Other random observations: 15 bicycles stacked up in the back of the ute,  more stacked on the tailgate, couldn’t count those but suspect another 8-10. Guy at work told me that he has seen quite a few more than that stacked up as well. I also saw a ute yesterday carrying 8 double mattresses piled on top of one another. 


 
 On our field trip I also saw a fishing trap on the ground near the community council building  Apparently many village kids are taught how to make and repair them and its their job to drop them into a local river, creek or irrigation channel at night and then go and pick them up before school and bring whatever is found inside to parents for cooking up for lunch or dinner. Sometimes small fish, sometimes little crabs I was told.

Just to finish on a foodie note, last Friday afternoon I got called downstairs into the chatty womens office, (I talk to them every day and they are the ones that took me out to dinner the first week) and they showed me bags of goodies they had just bought from a nearby food stall to share amongst themselves as an afternoon snack.

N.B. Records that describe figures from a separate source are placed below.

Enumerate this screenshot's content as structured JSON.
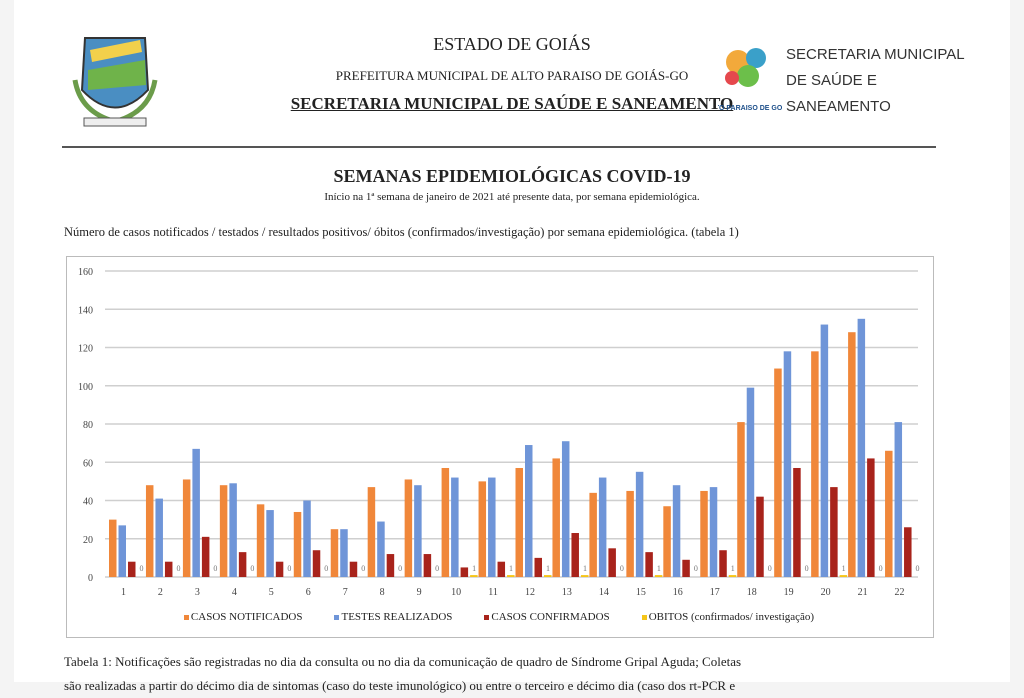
{
  "header": {
    "state": "ESTADO DE GOIÁS",
    "prefecture": "PREFEITURA MUNICIPAL DE ALTO PARAISO DE GOIÁS-GO",
    "secretariat": "SECRETARIA MUNICIPAL DE SAÚDE E SANEAMENTO",
    "logo_right_text": [
      "SECRETARIA MUNICIPAL",
      "DE SAÚDE E",
      "SANEAMENTO"
    ],
    "logo_right_small": "ALTO PARAISO DE GOIÁS"
  },
  "document": {
    "title": "SEMANAS EPIDEMIOLÓGICAS COVID-19",
    "subtitle": "Início na 1ª semana de janeiro de 2021 até presente data, por semana epidemiológica.",
    "description": "Número de casos notificados / testados / resultados positivos/ óbitos (confirmados/investigação) por semana epidemiológica. (tabela 1)",
    "caption_line1": "Tabela 1: Notificações são registradas no dia da consulta ou no dia da comunicação de quadro de Síndrome Gripal Aguda; Coletas",
    "caption_line2": "são realizadas a partir do décimo dia de sintomas (caso do teste imunológico) ou entre o terceiro e décimo dia (caso dos rt-PCR e"
  },
  "chart_data": {
    "type": "bar",
    "categories": [
      "1",
      "2",
      "3",
      "4",
      "5",
      "6",
      "7",
      "8",
      "9",
      "10",
      "11",
      "12",
      "13",
      "14",
      "15",
      "16",
      "17",
      "18",
      "19",
      "20",
      "21",
      "22"
    ],
    "ylim": [
      0,
      160
    ],
    "yticks": [
      0,
      20,
      40,
      60,
      80,
      100,
      120,
      140,
      160
    ],
    "grid": true,
    "legend_position": "bottom",
    "series": [
      {
        "name": "CASOS NOTIFICADOS",
        "color": "#f0873a",
        "values": [
          30,
          48,
          51,
          48,
          38,
          34,
          25,
          47,
          51,
          57,
          50,
          57,
          62,
          44,
          45,
          37,
          45,
          81,
          109,
          118,
          128,
          66
        ]
      },
      {
        "name": "TESTES REALIZADOS",
        "color": "#6f95d8",
        "values": [
          27,
          41,
          67,
          49,
          35,
          40,
          25,
          29,
          48,
          52,
          52,
          69,
          71,
          52,
          55,
          48,
          47,
          99,
          118,
          132,
          135,
          81
        ]
      },
      {
        "name": "CASOS CONFIRMADOS",
        "color": "#a8231b",
        "values": [
          8,
          8,
          21,
          13,
          8,
          14,
          8,
          12,
          12,
          5,
          8,
          10,
          23,
          15,
          13,
          9,
          14,
          42,
          57,
          47,
          62,
          26
        ]
      },
      {
        "name": "OBITOS (confirmados/ investigação)",
        "color": "#f5c518",
        "values": [
          0,
          0,
          0,
          0,
          0,
          0,
          0,
          0,
          0,
          1,
          1,
          1,
          1,
          0,
          1,
          0,
          1,
          0,
          0,
          1,
          0,
          0
        ],
        "show_labels": true
      }
    ]
  }
}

Now I would usually expect that to involve chocolate or cake but no, this was a bag of snails, a bag of small soft shelled crabs and shrimp that were eaten whole, and a bag of fried roosters legs and feet….They were all standing around and eating and chatting and telling me you try, you try! I had a go of the snails, you were given a tooth pick and skewered the flesh inside the snail and then slowly dragged it out, dipped it into the accompaniment that goes with everything (ground up garlic, chilli and fish sauce) and ate a couple. Got to say, they weren’t great, slightly gritty and very chewy, not sure why they are so famous in France! Couldn’t bring myself to try the chickens foot, but they were all tucking in and chewing and gnawing at the legs and bones and skin until all that was left were a few little picked clean pieces of leg and claw bones…it was so gross, but they treated it the same way we would treat chocolate cake, any excuse for tasty food and a chat and a gossip before finishing a week of work. I’m thinking now that I probably should have had those Hep A and Typhoid shots afterall…oh well. 

To counter balance the above I had amazing Italian gelato yesterday, salted caramel butter flavour and caramelised coffee flavour, was so good! The ice cream parlour is about 2.5m wide with 3 tiny tables out the front, run by an Italian so it was the real deal! And I sat in a laneway with this view….  

I feel like I’m living two very separate lives here, one as a semi-local and one as a very rich tourist, it’s both intriguing and morbidly fascinating. Many of the places i eat at are local NGO's, started by foreigners but run and managed by locals now, training young people from outlying villages in hospitality, giving them opportunities to break away from their parents and grandparents extreme poverty. I often chat to them, they are always keen to improve their english conversational skills as well as their hospitality training. As with most Asian developing countries speaking and understanding English well can be a ticket out of poverty. So many more opportunities open up for them, particularly in a city like this where there are 200,000 locals and 2,000,000 tourists each year.